L’ultimo numero dell’anno del nostro indagatore dell’incubo preferito si porta dietro una piccola, romantica sorpresa. 32 dicembre è la storia di Dylan Dog scritta da Gianmarco Fumasoli. E tanto basta per donarle un insolito afflato.
Avete presente quella sensazione di grazia che si avverte quando un musicista indie si esibisce con l’orchestra a Sanremo e, magicamente, tutto va a posto?
Ecco, la sensazione che questo 32 dicembre riesce a regalare è esattamente lo stesso. Partendo da un soggetto condiviso con Lanzoni, Gianmarco, che normalmente ci diletta con le avventure dell’edimburghese Samuel Stern (ve ne parlo qui), sceneggia una storia di Dylan che, pur seguendo comunque le regole di ingaggio abituali dell’inquilino di Craven Road, aggiunge un tocco etereo, romantico.
Lasciandoci, come è giusto che sia, con un finale amaro, delicato come un pugno allo stomaco mentre si cerca di prendere fiato.
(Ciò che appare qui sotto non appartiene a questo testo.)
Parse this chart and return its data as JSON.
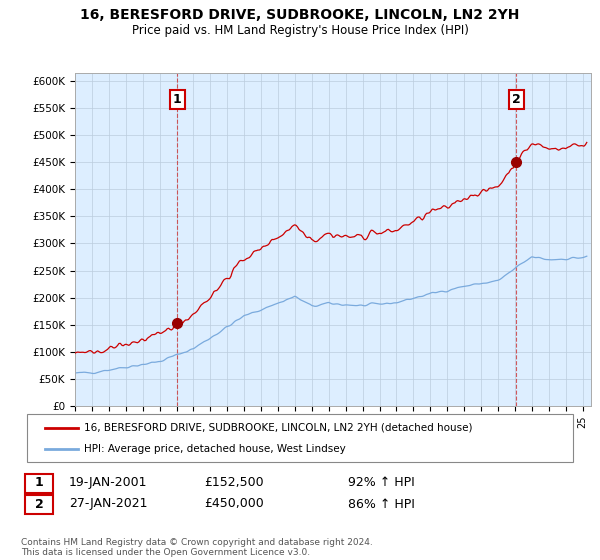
{
  "title_line1": "16, BERESFORD DRIVE, SUDBROOKE, LINCOLN, LN2 2YH",
  "title_line2": "Price paid vs. HM Land Registry's House Price Index (HPI)",
  "ylabel_ticks": [
    "£0",
    "£50K",
    "£100K",
    "£150K",
    "£200K",
    "£250K",
    "£300K",
    "£350K",
    "£400K",
    "£450K",
    "£500K",
    "£550K",
    "£600K"
  ],
  "ytick_vals": [
    0,
    50000,
    100000,
    150000,
    200000,
    250000,
    300000,
    350000,
    400000,
    450000,
    500000,
    550000,
    600000
  ],
  "ylim": [
    0,
    615000
  ],
  "xlim_start": 1995.0,
  "xlim_end": 2025.5,
  "sale1_year": 2001.05,
  "sale1_price": 152500,
  "sale2_year": 2021.07,
  "sale2_price": 450000,
  "line1_color": "#cc0000",
  "line2_color": "#7aaadd",
  "marker_color": "#990000",
  "vline_color": "#cc3333",
  "plot_bg_color": "#ddeeff",
  "legend_label1": "16, BERESFORD DRIVE, SUDBROOKE, LINCOLN, LN2 2YH (detached house)",
  "legend_label2": "HPI: Average price, detached house, West Lindsey",
  "annotation1_label": "1",
  "annotation2_label": "2",
  "table_row1": [
    "1",
    "19-JAN-2001",
    "£152,500",
    "92% ↑ HPI"
  ],
  "table_row2": [
    "2",
    "27-JAN-2021",
    "£450,000",
    "86% ↑ HPI"
  ],
  "footer": "Contains HM Land Registry data © Crown copyright and database right 2024.\nThis data is licensed under the Open Government Licence v3.0.",
  "bg_color": "#ffffff",
  "grid_color": "#bbccdd"
}
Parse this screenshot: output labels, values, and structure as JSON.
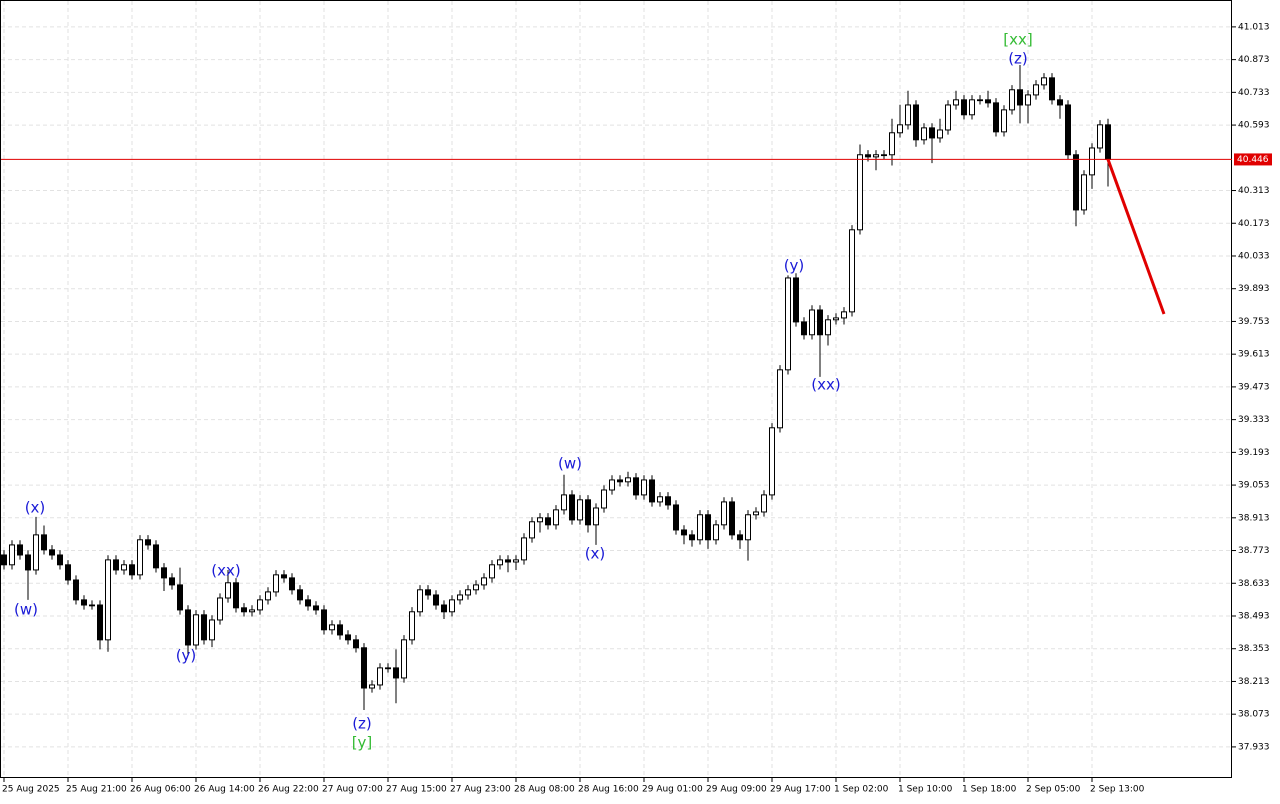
{
  "chart_data": {
    "type": "candlestick",
    "categories": [
      "25 Aug 2025",
      null,
      null,
      null,
      null,
      null,
      null,
      null,
      "25 Aug 21:00",
      null,
      null,
      null,
      null,
      null,
      null,
      null,
      "26 Aug 06:00",
      null,
      null,
      null,
      null,
      null,
      null,
      null,
      "26 Aug 14:00",
      null,
      null,
      null,
      null,
      null,
      null,
      null,
      "26 Aug 22:00",
      null,
      null,
      null,
      null,
      null,
      null,
      null,
      "27 Aug 07:00",
      null,
      null,
      null,
      null,
      null,
      null,
      null,
      "27 Aug 15:00",
      null,
      null,
      null,
      null,
      null,
      null,
      null,
      "27 Aug 23:00",
      null,
      null,
      null,
      null,
      null,
      null,
      null,
      "28 Aug 08:00",
      null,
      null,
      null,
      null,
      null,
      null,
      null,
      "28 Aug 16:00",
      null,
      null,
      null,
      null,
      null,
      null,
      null,
      "29 Aug 01:00",
      null,
      null,
      null,
      null,
      null,
      null,
      null,
      "29 Aug 09:00",
      null,
      null,
      null,
      null,
      null,
      null,
      null,
      "29 Aug 17:00",
      null,
      null,
      null,
      null,
      null,
      null,
      null,
      "1 Sep 02:00",
      null,
      null,
      null,
      null,
      null,
      null,
      null,
      "1 Sep 10:00",
      null,
      null,
      null,
      null,
      null,
      null,
      null,
      "1 Sep 18:00",
      null,
      null,
      null,
      null,
      null,
      null,
      null,
      "2 Sep 05:00",
      null,
      null,
      null,
      null,
      null,
      null,
      null,
      "2 Sep 13:00",
      null,
      null
    ],
    "open": [
      38.754,
      38.712,
      38.797,
      38.754,
      38.69,
      38.84,
      38.776,
      38.754,
      38.712,
      38.647,
      38.562,
      38.54,
      38.54,
      38.391,
      38.733,
      38.69,
      38.712,
      38.669,
      38.819,
      38.797,
      38.699,
      38.656,
      38.626,
      38.519,
      38.369,
      38.498,
      38.391,
      38.476,
      38.57,
      38.635,
      38.528,
      38.511,
      38.519,
      38.562,
      38.596,
      38.669,
      38.656,
      38.605,
      38.562,
      38.536,
      38.519,
      38.434,
      38.455,
      38.412,
      38.391,
      38.357,
      38.185,
      38.198,
      38.271,
      38.271,
      38.228,
      38.391,
      38.511,
      38.605,
      38.583,
      38.54,
      38.511,
      38.562,
      38.583,
      38.605,
      38.626,
      38.656,
      38.712,
      38.733,
      38.724,
      38.733,
      38.827,
      38.896,
      38.913,
      38.883,
      38.947,
      39.011,
      38.904,
      38.99,
      38.883,
      38.955,
      39.032,
      39.075,
      39.067,
      39.084,
      39.011,
      39.075,
      38.981,
      39.003,
      38.968,
      38.861,
      38.84,
      38.819,
      38.926,
      38.819,
      38.883,
      38.981,
      38.84,
      38.819,
      38.926,
      38.938,
      39.011,
      39.298,
      39.546,
      39.939,
      39.751,
      39.696,
      39.802,
      39.696,
      39.76,
      39.768,
      39.794,
      40.145,
      40.466,
      40.457,
      40.466,
      40.466,
      40.56,
      40.594,
      40.679,
      40.53,
      40.581,
      40.538,
      40.572,
      40.679,
      40.701,
      40.637,
      40.701,
      40.701,
      40.688,
      40.564,
      40.658,
      40.744,
      40.679,
      40.722,
      40.765,
      40.795,
      40.701,
      40.679,
      40.466,
      40.23,
      40.38,
      40.495,
      40.594
    ],
    "high": [
      38.774,
      38.817,
      38.817,
      38.774,
      38.917,
      38.88,
      38.796,
      38.774,
      38.732,
      38.667,
      38.582,
      38.56,
      38.56,
      38.753,
      38.753,
      38.732,
      38.732,
      38.839,
      38.839,
      38.817,
      38.719,
      38.676,
      38.7,
      38.539,
      38.518,
      38.518,
      38.496,
      38.59,
      38.69,
      38.655,
      38.548,
      38.539,
      38.582,
      38.616,
      38.689,
      38.689,
      38.676,
      38.625,
      38.582,
      38.556,
      38.539,
      38.475,
      38.475,
      38.432,
      38.411,
      38.377,
      38.218,
      38.291,
      38.291,
      38.35,
      38.411,
      38.531,
      38.625,
      38.625,
      38.603,
      38.56,
      38.582,
      38.603,
      38.625,
      38.646,
      38.676,
      38.732,
      38.753,
      38.753,
      38.753,
      38.847,
      38.916,
      38.933,
      38.933,
      38.967,
      39.097,
      39.031,
      39.01,
      39.01,
      38.975,
      39.052,
      39.095,
      39.095,
      39.11,
      39.104,
      39.095,
      39.095,
      39.023,
      39.023,
      38.988,
      38.881,
      38.86,
      38.946,
      38.946,
      38.903,
      39.001,
      39.001,
      38.86,
      38.946,
      38.958,
      39.031,
      39.318,
      39.566,
      39.95,
      39.959,
      39.771,
      39.822,
      39.822,
      39.78,
      39.788,
      39.814,
      40.165,
      40.51,
      40.486,
      40.486,
      40.486,
      40.62,
      40.68,
      40.74,
      40.699,
      40.601,
      40.601,
      40.62,
      40.699,
      40.74,
      40.721,
      40.721,
      40.721,
      40.74,
      40.708,
      40.678,
      40.764,
      40.85,
      40.742,
      40.785,
      40.815,
      40.815,
      40.721,
      40.699,
      40.486,
      40.4,
      40.515,
      40.614,
      40.62
    ],
    "low": [
      38.692,
      38.692,
      38.734,
      38.562,
      38.67,
      38.756,
      38.734,
      38.692,
      38.627,
      38.542,
      38.52,
      38.52,
      38.35,
      38.34,
      38.67,
      38.67,
      38.649,
      38.649,
      38.777,
      38.679,
      38.6,
      38.606,
      38.499,
      38.33,
      38.349,
      38.371,
      38.36,
      38.456,
      38.55,
      38.508,
      38.491,
      38.491,
      38.499,
      38.542,
      38.576,
      38.636,
      38.585,
      38.542,
      38.516,
      38.499,
      38.414,
      38.414,
      38.392,
      38.371,
      38.337,
      38.091,
      38.165,
      38.178,
      38.251,
      38.12,
      38.208,
      38.371,
      38.491,
      38.563,
      38.52,
      38.48,
      38.491,
      38.542,
      38.563,
      38.585,
      38.606,
      38.636,
      38.692,
      38.68,
      38.69,
      38.713,
      38.807,
      38.85,
      38.863,
      38.863,
      38.927,
      38.884,
      38.884,
      38.85,
      38.797,
      38.935,
      39.012,
      39.047,
      39.047,
      38.991,
      38.991,
      38.961,
      38.961,
      38.948,
      38.841,
      38.8,
      38.79,
      38.799,
      38.78,
      38.799,
      38.863,
      38.82,
      38.78,
      38.73,
      38.906,
      38.918,
      38.991,
      39.278,
      39.526,
      39.731,
      39.676,
      39.676,
      39.516,
      39.65,
      39.74,
      39.74,
      39.774,
      40.125,
      40.437,
      40.4,
      40.446,
      40.42,
      40.54,
      40.574,
      40.5,
      40.51,
      40.43,
      40.518,
      40.552,
      40.659,
      40.617,
      40.617,
      40.681,
      40.668,
      40.544,
      40.544,
      40.638,
      40.6,
      40.6,
      40.702,
      40.745,
      40.681,
      40.62,
      40.446,
      40.16,
      40.21,
      40.32,
      40.475,
      40.33
    ],
    "close": [
      38.712,
      38.797,
      38.754,
      38.69,
      38.84,
      38.776,
      38.754,
      38.712,
      38.647,
      38.562,
      38.54,
      38.54,
      38.391,
      38.733,
      38.69,
      38.712,
      38.669,
      38.819,
      38.797,
      38.699,
      38.656,
      38.626,
      38.519,
      38.369,
      38.498,
      38.391,
      38.476,
      38.57,
      38.635,
      38.528,
      38.511,
      38.519,
      38.562,
      38.596,
      38.669,
      38.656,
      38.605,
      38.562,
      38.536,
      38.519,
      38.434,
      38.455,
      38.412,
      38.391,
      38.357,
      38.185,
      38.198,
      38.271,
      38.271,
      38.228,
      38.391,
      38.511,
      38.605,
      38.583,
      38.54,
      38.511,
      38.562,
      38.583,
      38.605,
      38.626,
      38.656,
      38.712,
      38.733,
      38.724,
      38.733,
      38.827,
      38.896,
      38.913,
      38.883,
      38.947,
      39.011,
      38.904,
      38.99,
      38.883,
      38.955,
      39.032,
      39.075,
      39.067,
      39.084,
      39.011,
      39.075,
      38.981,
      39.003,
      38.968,
      38.861,
      38.84,
      38.819,
      38.926,
      38.819,
      38.883,
      38.981,
      38.84,
      38.819,
      38.926,
      38.938,
      39.011,
      39.298,
      39.546,
      39.939,
      39.751,
      39.696,
      39.802,
      39.696,
      39.76,
      39.768,
      39.794,
      40.145,
      40.466,
      40.457,
      40.466,
      40.466,
      40.56,
      40.594,
      40.679,
      40.53,
      40.581,
      40.538,
      40.572,
      40.679,
      40.701,
      40.637,
      40.701,
      40.701,
      40.688,
      40.564,
      40.658,
      40.744,
      40.679,
      40.722,
      40.765,
      40.795,
      40.701,
      40.679,
      40.466,
      40.23,
      40.38,
      40.495,
      40.594,
      40.446
    ],
    "up_color": "#ffffff",
    "down_color": "#000000",
    "ylim": [
      37.8,
      41.128
    ],
    "yticks": [
      41.013,
      40.873,
      40.733,
      40.593,
      40.313,
      40.173,
      40.033,
      39.893,
      39.753,
      39.613,
      39.473,
      39.333,
      39.193,
      39.053,
      38.913,
      38.773,
      38.633,
      38.493,
      38.353,
      38.213,
      38.073,
      37.933
    ],
    "grid": true,
    "current_price": {
      "value": 40.446,
      "color": "#e00000"
    },
    "forecast": {
      "color": "#e00000",
      "values": [
        40.446,
        39.785
      ]
    },
    "annotations": [
      {
        "text": "(x)",
        "color": "#1a1ad6"
      },
      {
        "text": "(w)",
        "color": "#1a1ad6"
      },
      {
        "text": "(y)",
        "color": "#1a1ad6"
      },
      {
        "text": "(xx)",
        "color": "#1a1ad6"
      },
      {
        "text": "(z)",
        "color": "#1a1ad6"
      },
      {
        "text": "[y]",
        "color": "#33bb33"
      },
      {
        "text": "(w)",
        "color": "#1a1ad6"
      },
      {
        "text": "(x)",
        "color": "#1a1ad6"
      },
      {
        "text": "(y)",
        "color": "#1a1ad6"
      },
      {
        "text": "(xx)",
        "color": "#1a1ad6"
      },
      {
        "text": "(z)",
        "color": "#1a1ad6"
      },
      {
        "text": "[xx]",
        "color": "#33bb33"
      }
    ]
  }
}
Dylan, riceve un messaggio nella bottiglia, praticamente come la canzone di Sting, con gli scritti di una ragazza che lo ammaliano subito. Quindi Dylan cherchez le femme . Non una novità, direte voi, ma che la tariffa non sia le solite 50 sterline si. Gli scritti di Bianca, ammaliano il nostro al punto che si decide a partire e cercare Bianca senza chiedersi se sia ancora o no.
La nota canonica è che ci sono i morti viventi, presenza su Dylan abbastanza fissa, sin dal primo numero, per dire. Ma il tocco etereo del nostro Gianmarco smussa alcuni angoli, addolcendo aspramente la situazione. Il riferimento è a quelle culture un po’ remote dell’estremo oriente dove, annualmente, i morti vengono dissepolti per tornare a partecipare alle attività delle famiglie di origine.
Non voglio darvi nessun particolare aggiuntivo, ma, credetemi, tutto fa ad incastrarsi in una delicatissima quanto decadente storia di effimero amore.
Il Dylan che ne traspare è forse appena meno narcisista del solito, e, sebbene perennemente innamorato dell’amore come ogni altra volta, a questo giro sembra coinvolto da una presenza nuova, ma dai riflessi antichi.
Un applauso a scena aperta va alle matite di Francesco Dossena che si diletta con un tratto rarefatto, solcato da ombre tenui e linee morbide.
La sua Bianca è una attrazione morbosa. Splendida nella sua precarietà. Il Dylan che ne emerge, ha tratti somatici forse appena più giovanili ed irrisolti (anche sul piano psicologico) del solito, ma ne emerge come un tragicomico Pierrot incapace di resistere ai suoi stessi impulsi.
La cosa che meraviglia è la leggerezza delle composizioni, che si susseguono come in una storia fuori dal tempo, lasciandoci preda di una storia atipica che non può che conquistare.
Non che fosse necessario, ma è l’ennesima dimostrazione che il lavoro di Barbara Baraldi come nuova curatrice, sta solo portando nuova linfa al nostro beneamato investigatore.